By Mthulisi Mathuthu
SW Radio Africa
04 April 2014
Government has barred former Prime Minister Morgan Tsvangirai from visiting victims of the Tokwe Mukosi floods, the MDC-T has said.
The MDC-T leader was due to visit the Chingwizi holding camp this week where he wanted to donate used clothes, blankets and food stuffs to the victims. But the government notified the former premier’s emissaries that he could not go ahead with his mission.
According to a statement from Harvest House, Provincial Affairs Minister Kudakwashe Bhasikiti said Tsvangirai must leave his presents at the government offices in Masvingo where they will be transported to the victims. But the MDC-T said ZANU PF is so used to partisan food distribution that they may want to misrepresent all donations as coming from them. The party said it was criminal for ZANU PF to ‘take advantage of a national disaster for political capital.’
Spokesman Douglas Mwonzora said the opposition party was shocked that the government would bar a former premier, and leader of a party represented in Parliament, from undertaking such a humanitarian exercise.
Mwonzora said Tsvangirai was simply being ‘courteous’ by informing the government of his plans because there is no legal requirement for him to do so.
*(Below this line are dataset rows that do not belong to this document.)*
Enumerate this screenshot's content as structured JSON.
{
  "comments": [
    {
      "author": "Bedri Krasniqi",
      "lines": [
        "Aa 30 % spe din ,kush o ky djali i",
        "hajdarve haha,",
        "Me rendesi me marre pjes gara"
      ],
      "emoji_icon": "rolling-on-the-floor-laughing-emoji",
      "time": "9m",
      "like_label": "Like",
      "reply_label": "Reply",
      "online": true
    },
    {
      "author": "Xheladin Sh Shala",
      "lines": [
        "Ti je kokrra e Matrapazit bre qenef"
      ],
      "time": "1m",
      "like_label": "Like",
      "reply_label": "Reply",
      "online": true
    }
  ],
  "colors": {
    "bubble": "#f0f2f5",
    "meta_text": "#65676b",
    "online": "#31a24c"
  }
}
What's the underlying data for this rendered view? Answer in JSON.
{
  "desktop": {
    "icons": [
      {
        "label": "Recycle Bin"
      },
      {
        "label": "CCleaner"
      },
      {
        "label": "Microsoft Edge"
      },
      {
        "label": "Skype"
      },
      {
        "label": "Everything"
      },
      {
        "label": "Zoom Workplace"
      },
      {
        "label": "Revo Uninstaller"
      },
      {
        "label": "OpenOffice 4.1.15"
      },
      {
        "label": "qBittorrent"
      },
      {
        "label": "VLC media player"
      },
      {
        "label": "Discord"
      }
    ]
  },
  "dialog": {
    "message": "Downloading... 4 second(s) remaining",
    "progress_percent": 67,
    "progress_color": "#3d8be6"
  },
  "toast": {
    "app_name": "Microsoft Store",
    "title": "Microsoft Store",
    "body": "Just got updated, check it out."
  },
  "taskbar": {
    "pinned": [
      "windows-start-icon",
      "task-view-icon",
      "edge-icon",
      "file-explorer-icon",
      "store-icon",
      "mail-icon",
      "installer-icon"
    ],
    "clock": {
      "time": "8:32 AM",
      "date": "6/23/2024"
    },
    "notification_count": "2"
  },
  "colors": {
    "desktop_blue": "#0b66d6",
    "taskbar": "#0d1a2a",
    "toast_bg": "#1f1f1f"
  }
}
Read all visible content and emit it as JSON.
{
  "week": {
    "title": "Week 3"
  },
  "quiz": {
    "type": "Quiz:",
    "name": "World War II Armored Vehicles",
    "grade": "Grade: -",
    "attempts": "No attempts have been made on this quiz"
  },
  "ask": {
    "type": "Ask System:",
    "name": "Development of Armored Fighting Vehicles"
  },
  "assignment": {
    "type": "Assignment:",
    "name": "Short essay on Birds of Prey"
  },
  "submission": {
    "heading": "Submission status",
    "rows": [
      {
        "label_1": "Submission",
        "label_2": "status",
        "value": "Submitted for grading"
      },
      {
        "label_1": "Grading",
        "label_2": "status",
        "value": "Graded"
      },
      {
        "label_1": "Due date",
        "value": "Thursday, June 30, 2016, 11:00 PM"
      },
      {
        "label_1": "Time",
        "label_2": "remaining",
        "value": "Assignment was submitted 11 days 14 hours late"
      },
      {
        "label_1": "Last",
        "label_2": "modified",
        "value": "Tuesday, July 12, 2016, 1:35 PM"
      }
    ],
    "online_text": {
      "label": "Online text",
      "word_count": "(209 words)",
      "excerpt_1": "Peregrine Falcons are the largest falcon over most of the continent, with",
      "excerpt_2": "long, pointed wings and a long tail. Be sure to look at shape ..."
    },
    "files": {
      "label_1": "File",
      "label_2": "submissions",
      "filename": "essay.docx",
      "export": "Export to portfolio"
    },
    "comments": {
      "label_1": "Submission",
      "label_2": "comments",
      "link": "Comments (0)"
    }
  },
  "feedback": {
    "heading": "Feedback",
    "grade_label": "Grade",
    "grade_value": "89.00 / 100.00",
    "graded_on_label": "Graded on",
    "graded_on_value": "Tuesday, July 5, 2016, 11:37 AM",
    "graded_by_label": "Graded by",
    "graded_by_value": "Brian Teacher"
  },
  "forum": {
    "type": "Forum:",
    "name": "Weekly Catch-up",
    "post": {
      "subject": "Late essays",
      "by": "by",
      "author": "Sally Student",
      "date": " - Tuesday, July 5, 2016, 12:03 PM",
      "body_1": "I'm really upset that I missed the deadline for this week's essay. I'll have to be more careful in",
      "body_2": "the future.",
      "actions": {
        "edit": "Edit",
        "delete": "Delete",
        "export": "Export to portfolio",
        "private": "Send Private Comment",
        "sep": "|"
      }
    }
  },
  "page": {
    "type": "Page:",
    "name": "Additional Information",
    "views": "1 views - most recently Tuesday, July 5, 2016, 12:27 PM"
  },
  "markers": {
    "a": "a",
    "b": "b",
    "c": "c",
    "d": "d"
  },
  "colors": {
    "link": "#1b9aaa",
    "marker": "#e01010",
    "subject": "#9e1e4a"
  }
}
He said: ‘He is a former PM and as such certain formalities are important to be fullfilled otherwise he is not bound by any law to inform anyone of such a mission.’
Mwonzora said the party will continue to negotiate with the government. He said Tsvangirai had delayed his visit as a way to ‘give the government a chance to deal with the flood situation on its own without tainting the situation with politics.’
About 4,000 people were evacuated from the flood risk area after heavy rains threatened the collapse of the Tokwe Mukosi Dam in the Masvingo area. Reports have said the flood victims are in desperate need of humanitarian assistance and the government is clearly failing to cope with the situation.
International aid agencies have been working in the area to try to help alleviate the crisis.